La distinzione pratica che devi fare prima di chiedere qualsiasi preventivo è tra tre scenari:
- Rifacimento completo: si demoliscono tracce e tubazioni esistenti e si riparte da zero. È lo scenario più costoso ma anche il più corretto in appartamenti con impianti vecchi di 30-40 anni.
- Adeguamento parziale: si conserva la rete principale e si interviene su bagni o cucina. Costi ridotti ma vincoli sul tracciato.
- Aggiunta di punti acqua: si estende l'impianto esistente per un bagno nuovo o una lavanderia. Intervento mirato, preventivo semplice.

Come si calcola il costo di un impianto idraulico
Esistono tre metodi di computo usati dai professionisti del settore. Ognuno dà risultati diversi e si adatta a situazioni diverse.
Costo al punto acqua
Il punto acqua è l'unità di misura più usata in Italia per quantificare il lavoro idraulico.

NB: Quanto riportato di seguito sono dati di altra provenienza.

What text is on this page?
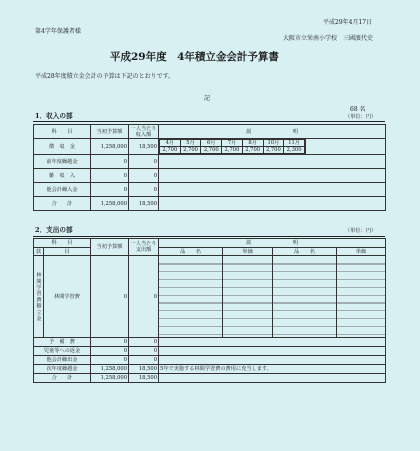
平成29年4月17日
第4学年保護者様
大阪市立栄南小学校　三國濱代史
平成29年度　4年積立金会計予算書
平成28年度積立金会計の予算は下記のとおりです。
記
68 名
1．収入の部	（単位：円）
科　　目	当初予算額	一人当たり
収入額	説　　　　　　　　明
徴　収　金	1,258,000	18,500	
4月	5月	6月	7月	8月	10月	11月
2,700	2,700	2,700	2,700	2,700	2,700	2,300

前年度繰越金	0	0	
雑　収　入	0	0	
他会計繰入金	0	0	
合　　計	1,258,000	18,500	
2．支出の部	（単位：円）
科　　目		当初予算額	一人当たり
支出額	説　　　　　　　　明			
款	目			品　　名	単価	品　　名	単価

林間学習費積立金	林間学習費	0	0				
予　備　費		0	0				
児童等への返金		0	0				
他会計繰出金		0	0				
次年度繰越金		1,258,000	18,500	5年で実施する林間学習費の費用に充当します。			
合　　計		1,258,000	18,500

Un punto acqua corrisponde a un'erogazione o a uno scarico: il lavandino del bagno vale 2 punti (un'adduzione e uno scarico), la doccia 2 punti, il bidet 2 punti, la lavatrice 2 punti, il water 1 punto scarico. Il costo per punto acqua varia tra 400 e 900 euro, manodopera inclusa, senza rivestimenti o opere murarie.
- 400–550 €/punto: tubazioni in polipropilene, tracce semplici, edificio accessibile.
- 550–700 €/punto: tubazioni multicellulare o multistrato, bagni con layout complesso.
- 700–900 €/punto: rame o inox, ambienti difficili, interventi su strutture portanti.
Costo al metro quadro
Il calcolo al mq è utile nella fase di budget iniziale, prima ancora di fare un sopralluogo. Come indicazione orientativa:
- Impianto base (un bagno, cucina): 40–55 €/mq
- Impianto medio (due bagni, cucina, lavanderia): 55–70 €/mq
- Impianto completo con termosifoni o riscaldamento a pavimento: 70–90 €/mq
Attenzione: il costo al mq è indicativo e può discostarsi molto dal reale se l'appartamento ha planimetrie particolari, pareti in cemento armato o impianti esistenti da mantenere in parte.
Costo a corpo (preventivo forfettario)
Per appartamenti standard con layout regolari, molte imprese propongono un preventivo a corpo dopo sopralluogo. Questo formato è più trasparente per il cliente perché il prezzo finale non dipende dalle ore lavorate. Se ricevi più preventivi, assicurati che siano comparabili: stesso numero di punti acqua, stessa qualità delle tubazioni, stessa voce per le opere murarie (apertura e chiusura tracce).
Voci di costo che compongono il preventivo impianto idraulico
Un preventivo impianto idraulico ben fatto elenca in modo separato queste voci:
- Manodopera: 35–55 € all'ora per idraulico qualificato; incide per il 45–60% sul totale.
- Tubazioni: la voce più variabile; vedi la sezione materiali più avanti.
- Raccorderia e valvole: collettori, valvole di intercettazione, riduttori di pressione, raccordi a pressare o saldati.
- Scarichi e sifoni: tubi in PVC per gli scarichi, sifoni, colonne di scarico.
- Opere murarie: apertura tracce (circa 15–25 €/m lineare), chiusura e intonacatura (20–35 €/m lineare); spesso affidate a una squadra esterna.
- Isolamento tubazioni: obbligatorio per le tubazioni dell'acqua calda sanitaria e del riscaldamento.
- Collaudo e certificazione: prova di pressione e dichiarazione di conformità (D.M. 37/2008); inclusa nel preventivo di un professionista serio.

Materiali per le tubazioni: tipi e differenze di costo
La scelta delle tubazioni incide direttamente sul budget e sulla durata dell'impianto. In Italia si usano questi materiali:
- Polipropilene (PP-R): saldatura a fusione, resistente, economico. Costo materiale: 3–7 €/m. Ottimo per impianti a bassa complessità.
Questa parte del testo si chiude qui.